ChipQC : Control Quality for peaks. Object created will be used then with ChIPQC for Differential binding here

DiffBind : Differential binding analysis. Which peaks are moving in my samples ? here

ChIPpeakAnno : Anotation of the peaks in a genomic context here

ChIPseeker : Used for a derived upset peaks graph counting how much peaks are annotated in one or other features. here

rtracklayer : Very usefull to export/import bed to Grange objects. here

ComplexHeatmap : Plot heatmap. here

Other packages are mandatory. biomaRt, GenomicFeatures ,stringr, reshape , ggplot2, optparse , knitr ... Look inside R scripts to know what to install.
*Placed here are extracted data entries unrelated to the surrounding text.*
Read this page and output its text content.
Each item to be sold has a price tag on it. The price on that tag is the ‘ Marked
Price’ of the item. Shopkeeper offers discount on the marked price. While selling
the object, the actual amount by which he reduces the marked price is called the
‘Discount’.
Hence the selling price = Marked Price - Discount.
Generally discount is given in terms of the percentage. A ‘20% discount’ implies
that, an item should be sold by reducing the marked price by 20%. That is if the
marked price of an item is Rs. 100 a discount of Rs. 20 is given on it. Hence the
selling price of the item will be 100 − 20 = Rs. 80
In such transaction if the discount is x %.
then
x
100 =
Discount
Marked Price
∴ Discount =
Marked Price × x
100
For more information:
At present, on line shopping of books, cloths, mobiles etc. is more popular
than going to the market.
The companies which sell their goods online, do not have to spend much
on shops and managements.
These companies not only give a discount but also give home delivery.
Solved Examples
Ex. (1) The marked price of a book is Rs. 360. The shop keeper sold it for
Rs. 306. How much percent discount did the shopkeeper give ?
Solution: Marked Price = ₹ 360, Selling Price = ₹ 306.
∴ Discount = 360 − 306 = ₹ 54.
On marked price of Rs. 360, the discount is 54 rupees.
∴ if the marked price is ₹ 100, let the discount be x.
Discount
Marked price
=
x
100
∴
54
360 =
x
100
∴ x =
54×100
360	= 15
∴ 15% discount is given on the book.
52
Set up directories structure and config file


Analyse is based on snakemake pipeline provided by Raoul Raffel @t IGH,Montpellier.

Directory aborescence need to be strictly the same.

One directory per condition. Several histone marks are inside these directories.

Inside this directory, you will set up directories for input raw data and for each replicate of histone marks as followed : ChipSeqDir

As you can see in the picture, you also have in this directory the script and its config file.

In directories for the replicates only (not input), you need to place your raw data in raw_data directory. Raw data must be formated as follows file.fq.gz.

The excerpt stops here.